Our well-characterized, large sample of older adults with many years of follow up is a strength of our study. However, the characteristics of our sample limit the generalizability of our findings. The cohort is typical of a volunteer sample. Participants were highly educated and cognitively and socially engaged, which is likely different from the general population. Additionally, the sample was mostly female and Caucasian. It is imperative that future research in this area is inclusive of the populations that we serve, and that are particularly affected by these issues. As we used cohort data for these analyses, we cannot rule out reverse causality. Additionally, while missing data is common in longitudinal studies, none of our participants were missing frailty index data and only 237 of our participants were missing baseline loneliness data, and results were unchanged when including these participants in the analyses. Most participants were married or widowed. It is possible the unmarried group was underpowered to detect changes in frailty predicted by loneliness. Our study has many strengths that lend confidence in our findings. The study uniquely enjoys high follow up participation, which reduces attrition-related bias. Additionally, we used a well-validated frailty tool to capture the multi-dimensionality of frailty and avoid underestimation of frailty in the sample. The frailty index, as a continuous measure, also increases statistical power to identify associations. Additionally, associations persisted even after controlling for several potentially confounding variables, including objective and subjective measures of social connection.

Implications

Our findings add to the literature on longitudinal associations of loneliness and frailty with up to 20 years of follow up. We showed that frailty increased over time and that baseline loneliness predicted frailty progression. Our study responds to calls from the US Surgeon General to prioritize research on social isolation and loneliness with this study on loneliness and frailty and the inclusion of structural and functional aspects of social relationships in this analysis to understand the relationship between loneliness and frailty on a broader level (7). Our results highlight loneliness as a health imperative associated with accelerated frailty and should thus be acknowledged and addressed by healthcare providers, much like any other health condition. The provider can leverage the therapeutic relationship to acknowledge the negative experience of loneliness, educate the patient on the importance of addressing loneliness for their physical health, address reversible causes (e.g., sensory or mobility impairment), and connect patients with existing community resources. Our inclusion of functional and structural aspects of social relationships in this analysis, highlights loneliness as a separate construct and supports the recommendation of additional research on effective interventions for loneliness.

 

Conclusions

In a sample of 1,931 older adults without dementia at baseline, loneliness predicted frailty progression. These results emphasize the importance of psychosocial factors and frailty in aging and suggest the need for interventions and policy investment in the prevention and amelioration of loneliness to promote healthy aging and prevent frailty.

 

Acknowledgements: We thank Melissa Fazzari for her expertise on statistical analysis. We are grateful to the study participants and staff of the Rush Alzheimer’s Disease Center.
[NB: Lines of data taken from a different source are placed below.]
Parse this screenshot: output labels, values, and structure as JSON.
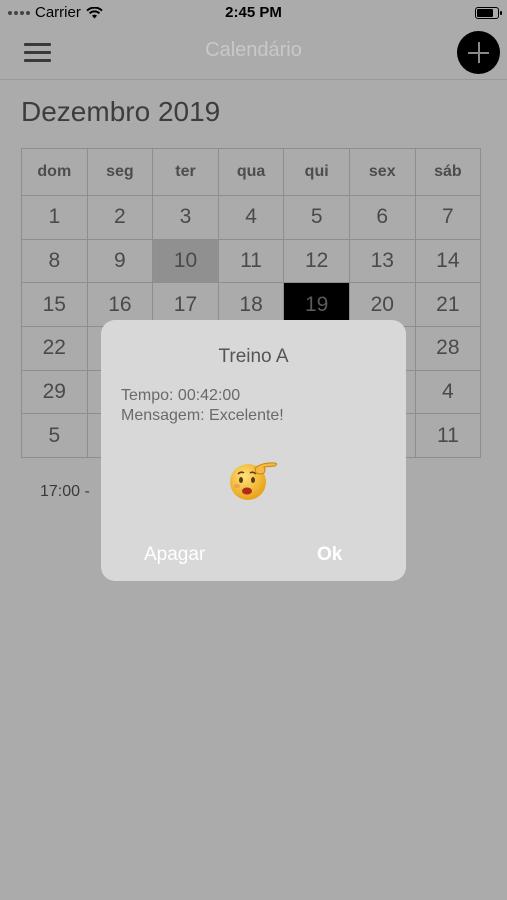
{
  "status_bar": {
    "carrier": "Carrier",
    "time": "2:45 PM",
    "battery_level": 0.9
  },
  "nav": {
    "title": "Calendário"
  },
  "month_title": "Dezembro 2019",
  "calendar": {
    "weekdays": [
      "dom",
      "seg",
      "ter",
      "qua",
      "qui",
      "sex",
      "sáb"
    ],
    "weeks": [
      [
        "1",
        "2",
        "3",
        "4",
        "5",
        "6",
        "7"
      ],
      [
        "8",
        "9",
        "10",
        "11",
        "12",
        "13",
        "14"
      ],
      [
        "15",
        "16",
        "17",
        "18",
        "19",
        "20",
        "21"
      ],
      [
        "22",
        "",
        "",
        "",
        "",
        "",
        "28"
      ],
      [
        "29",
        "",
        "",
        "",
        "",
        "",
        "4"
      ],
      [
        "5",
        "",
        "",
        "",
        "",
        "",
        "11"
      ]
    ],
    "selected_day": "10",
    "today": "19"
  },
  "event": {
    "text": "17:00 -"
  },
  "dialog": {
    "title": "Treino A",
    "line1": "Tempo: 00:42:00",
    "line2": "Mensagem: Excelente!",
    "emoji_icon": "pointing-hand-worried-face-icon",
    "cancel_label": "Apagar",
    "ok_label": "Ok"
  },
  "colors": {
    "overlay_bg": "#ababab",
    "dialog_bg": "#d8d8d8",
    "today_bg": "#000000",
    "selected_bg": "#909090"
  }
}
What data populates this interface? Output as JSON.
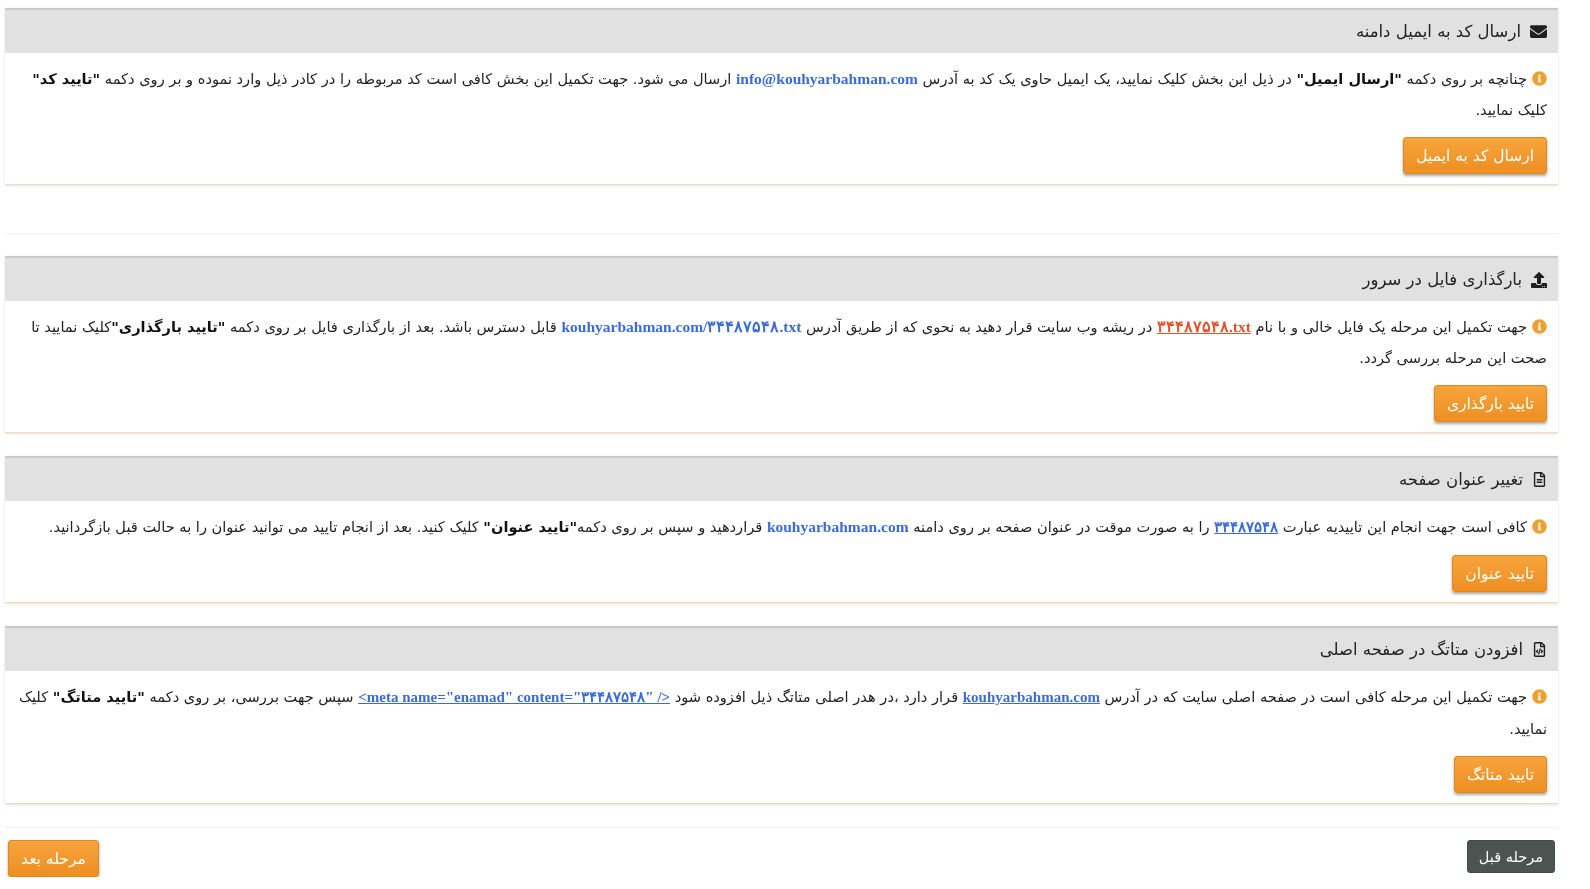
{
  "panels": [
    {
      "kind": "email",
      "title": "ارسال کد به ایمیل دامنه",
      "text": [
        {
          "kind": "text",
          "text": "چنانچه بر روی دکمه **\"ارسال ایمیل\"** در ذیل این بخش کلیک نمایید، یک ایمیل حاوی یک کد به آدرس "
        },
        {
          "kind": "address",
          "text": "info@kouhyarbahman.com"
        },
        {
          "kind": "text",
          "text": " ارسال می شود. جهت تکمیل این بخش کافی است کد مربوطه را در کادر ذیل وارد نموده و بر روی دکمه **\"تایید کد\"** کلیک نمایید."
        }
      ],
      "button": "ارسال کد به ایمیل"
    },
    {
      "kind": "upload",
      "title": "بارگذاری فایل در سرور",
      "text": [
        {
          "kind": "text",
          "text": "جهت تکمیل این مرحله یک فایل خالی و با نام "
        },
        {
          "kind": "file",
          "text": "۳۴۴۸۷۵۴۸.txt"
        },
        {
          "kind": "text",
          "text": " در ریشه وب سایت قرار دهید به نحوی که از طریق آدرس "
        },
        {
          "kind": "address",
          "text": "kouhyarbahman.com/۳۴۴۸۷۵۴۸.txt"
        },
        {
          "kind": "text",
          "text": "  قابل دسترس باشد. بعد از بارگذاری فایل بر روی دکمه **\"تایید بارگذاری\"**کلیک نمایید تا صحت این مرحله بررسی گردد."
        }
      ],
      "button": "تایید بارگذاری"
    },
    {
      "kind": "title",
      "title": "تغییر عنوان صفحه",
      "text": [
        {
          "kind": "text",
          "text": "کافی است جهت انجام این تاییدیه عبارت "
        },
        {
          "kind": "link",
          "text": "۳۴۴۸۷۵۴۸"
        },
        {
          "kind": "text",
          "text": " را به صورت موقت در عنوان صفحه بر روی دامنه "
        },
        {
          "kind": "address",
          "text": "kouhyarbahman.com"
        },
        {
          "kind": "text",
          "text": " قراردهید و سپس بر روی دکمه**\"تایید عنوان\"** کلیک کنید. بعد از انجام تایید می توانید عنوان را به حالت قبل بازگردانید."
        }
      ],
      "button": "تایید عنوان"
    },
    {
      "kind": "meta",
      "title": "افزودن متاتگ در صفحه اصلی",
      "text": [
        {
          "kind": "text",
          "text": "جهت تکمیل این مرحله کافی است در صفحه اصلی سایت که در آدرس "
        },
        {
          "kind": "link",
          "text": "kouhyarbahman.com"
        },
        {
          "kind": "text",
          "text": " قرار دارد ،در هدر اصلی متاتگ ذیل افزوده شود "
        },
        {
          "kind": "link",
          "text": "<meta name=\"enamad\" content=\"۳۴۴۸۷۵۴۸\" />"
        },
        {
          "kind": "text",
          "text": " سپس جهت بررسی، بر روی دکمه **\"تایید متاتگ\"** کلیک نمایید."
        }
      ],
      "button": "تایید متاتگ"
    }
  ],
  "footer": {
    "buttons": [
      {
        "kind": "secondary",
        "label": "مرحله قبل"
      },
      {
        "kind": "primary",
        "label": "مرحله بعد"
      }
    ]
  }
}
Conflict of Interest: We have no conflicts of interest to declare.

Sponsor’s Role: The funders had no role in the data collection, study design, analysis, or manuscript preparation for this study.

Ethical standards: The MAP study was approved by the Rush Medical Center Institutional Review Board. Ethical approval for secondary analyses was obtained from the Albert Einstein College of Medicine Institutional Review Board. All participants provided written informed consent when enrolled in the MAP study; as this was a secondary analyses no additional consent was required.